Shaanxi's gross regional product grew 8.3% in 2018, well above the national rate of 6.6%. Real estate is still affordable in the province, compared with large coastal cities: Condos cost around 7,000 yuan per square meter, half the level in Dalian and less than one-tenth the price in Shanghai.
Xi, who has been working for an information technology company since he graduated from university, saves 2,000 yuan of his 5,000 yuan monthly salary to put toward a home. Even so, he said he can still afford to eat out and go to karaoke bars with colleagues.

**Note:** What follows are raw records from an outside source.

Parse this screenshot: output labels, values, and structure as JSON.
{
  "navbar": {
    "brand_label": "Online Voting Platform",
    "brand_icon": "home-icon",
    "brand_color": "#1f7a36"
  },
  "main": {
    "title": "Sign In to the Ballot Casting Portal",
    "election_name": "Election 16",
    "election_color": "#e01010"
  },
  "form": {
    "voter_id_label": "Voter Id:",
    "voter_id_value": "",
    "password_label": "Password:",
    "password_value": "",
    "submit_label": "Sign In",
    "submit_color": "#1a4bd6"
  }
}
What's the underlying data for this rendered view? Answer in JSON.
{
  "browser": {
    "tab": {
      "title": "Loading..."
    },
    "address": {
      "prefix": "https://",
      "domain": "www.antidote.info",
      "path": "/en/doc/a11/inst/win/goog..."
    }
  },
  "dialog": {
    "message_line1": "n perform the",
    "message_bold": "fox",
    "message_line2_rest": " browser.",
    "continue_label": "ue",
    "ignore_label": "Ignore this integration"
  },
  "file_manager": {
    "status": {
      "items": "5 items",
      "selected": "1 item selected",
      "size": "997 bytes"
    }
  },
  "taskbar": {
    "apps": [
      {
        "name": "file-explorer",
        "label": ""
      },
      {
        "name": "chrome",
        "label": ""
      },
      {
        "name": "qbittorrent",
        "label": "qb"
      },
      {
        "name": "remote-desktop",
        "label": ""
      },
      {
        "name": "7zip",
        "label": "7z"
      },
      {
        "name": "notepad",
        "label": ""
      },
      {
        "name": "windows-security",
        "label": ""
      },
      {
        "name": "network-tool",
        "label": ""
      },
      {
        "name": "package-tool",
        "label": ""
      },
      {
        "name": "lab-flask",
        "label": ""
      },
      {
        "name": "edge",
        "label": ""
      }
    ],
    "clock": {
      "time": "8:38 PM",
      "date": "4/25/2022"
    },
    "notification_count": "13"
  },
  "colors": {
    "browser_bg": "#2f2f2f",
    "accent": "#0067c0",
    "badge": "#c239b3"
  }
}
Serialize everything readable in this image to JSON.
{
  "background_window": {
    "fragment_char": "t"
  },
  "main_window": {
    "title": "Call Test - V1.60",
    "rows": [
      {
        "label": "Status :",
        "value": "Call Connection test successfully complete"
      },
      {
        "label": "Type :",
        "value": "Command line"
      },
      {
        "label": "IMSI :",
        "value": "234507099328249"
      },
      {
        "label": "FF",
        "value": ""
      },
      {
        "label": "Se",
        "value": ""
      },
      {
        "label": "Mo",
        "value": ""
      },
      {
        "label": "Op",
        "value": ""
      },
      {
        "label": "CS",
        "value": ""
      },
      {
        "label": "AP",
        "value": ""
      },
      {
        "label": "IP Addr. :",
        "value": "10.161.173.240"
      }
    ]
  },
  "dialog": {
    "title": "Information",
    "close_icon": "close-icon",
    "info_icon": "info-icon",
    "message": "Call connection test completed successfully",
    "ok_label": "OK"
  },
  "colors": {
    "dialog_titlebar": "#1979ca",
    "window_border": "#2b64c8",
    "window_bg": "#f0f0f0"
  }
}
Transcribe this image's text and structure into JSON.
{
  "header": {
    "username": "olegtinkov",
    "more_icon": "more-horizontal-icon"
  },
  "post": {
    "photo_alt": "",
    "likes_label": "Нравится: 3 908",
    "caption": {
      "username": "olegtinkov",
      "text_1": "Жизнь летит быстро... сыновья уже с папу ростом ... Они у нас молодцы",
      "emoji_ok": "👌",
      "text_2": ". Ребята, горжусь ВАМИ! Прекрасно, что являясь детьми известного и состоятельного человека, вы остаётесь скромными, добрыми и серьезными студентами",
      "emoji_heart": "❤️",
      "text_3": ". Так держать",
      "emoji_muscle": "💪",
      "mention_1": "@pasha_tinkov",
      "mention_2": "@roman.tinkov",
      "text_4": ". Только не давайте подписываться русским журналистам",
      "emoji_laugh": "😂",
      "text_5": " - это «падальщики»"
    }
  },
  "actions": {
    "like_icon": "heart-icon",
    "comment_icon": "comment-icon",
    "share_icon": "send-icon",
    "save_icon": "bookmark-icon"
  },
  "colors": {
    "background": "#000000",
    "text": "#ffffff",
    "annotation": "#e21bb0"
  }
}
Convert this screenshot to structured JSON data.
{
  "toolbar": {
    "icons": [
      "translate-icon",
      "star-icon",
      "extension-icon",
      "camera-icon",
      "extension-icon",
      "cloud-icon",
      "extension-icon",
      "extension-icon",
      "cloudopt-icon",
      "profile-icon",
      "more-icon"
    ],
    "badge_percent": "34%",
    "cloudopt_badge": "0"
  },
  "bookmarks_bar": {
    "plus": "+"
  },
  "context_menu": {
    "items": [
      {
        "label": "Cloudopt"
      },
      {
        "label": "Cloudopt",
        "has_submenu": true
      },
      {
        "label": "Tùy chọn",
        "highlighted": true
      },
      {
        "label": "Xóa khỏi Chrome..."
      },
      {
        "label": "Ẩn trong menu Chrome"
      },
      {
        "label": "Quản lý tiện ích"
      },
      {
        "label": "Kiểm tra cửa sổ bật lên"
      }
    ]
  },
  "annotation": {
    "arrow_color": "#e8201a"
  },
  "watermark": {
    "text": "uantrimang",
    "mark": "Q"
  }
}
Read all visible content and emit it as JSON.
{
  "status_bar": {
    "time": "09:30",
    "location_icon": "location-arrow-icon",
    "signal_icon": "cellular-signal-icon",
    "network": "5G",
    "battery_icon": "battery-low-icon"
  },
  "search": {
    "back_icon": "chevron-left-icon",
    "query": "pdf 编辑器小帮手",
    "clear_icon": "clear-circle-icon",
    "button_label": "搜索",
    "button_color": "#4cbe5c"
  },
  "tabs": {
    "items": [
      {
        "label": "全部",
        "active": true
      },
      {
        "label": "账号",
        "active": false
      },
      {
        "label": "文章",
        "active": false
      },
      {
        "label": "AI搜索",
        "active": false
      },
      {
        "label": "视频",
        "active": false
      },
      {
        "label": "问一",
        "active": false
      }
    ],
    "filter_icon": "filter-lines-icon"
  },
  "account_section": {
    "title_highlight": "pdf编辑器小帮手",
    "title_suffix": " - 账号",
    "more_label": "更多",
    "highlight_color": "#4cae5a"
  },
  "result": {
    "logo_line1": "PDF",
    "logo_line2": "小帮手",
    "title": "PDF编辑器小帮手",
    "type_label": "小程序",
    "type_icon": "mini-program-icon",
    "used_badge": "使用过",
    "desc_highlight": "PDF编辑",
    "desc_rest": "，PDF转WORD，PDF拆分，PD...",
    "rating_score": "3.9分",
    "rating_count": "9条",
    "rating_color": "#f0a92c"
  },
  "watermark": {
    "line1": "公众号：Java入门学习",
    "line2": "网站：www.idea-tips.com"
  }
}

"The psychological effects of the trade war will make a temporary dent in Chinese consumption, but there will be no big slump thanks to the stratification of Chinese consumers," predicted Xu Xiangdong at Tokyo-based China Market Research & Consulting.
Such sunny forecasts seem at odds with conditions in some parts of the Chinese economy. The limitations of official statistics only make it more difficult to pin down an overall trend: China's "total retail sales of consumer goods," the only official retail numbers, are skewed toward consumer products like smartphones and fail to take sufficient account of spending on services like cinemas and tourism.
But one clear takeaway is that a divide is opening up in China's economy, separating sectors and regions that are sputtering from those that still have plenty of room to rise.
Nikkei staff writer Coco Liu in Hong Kong contributed to this story.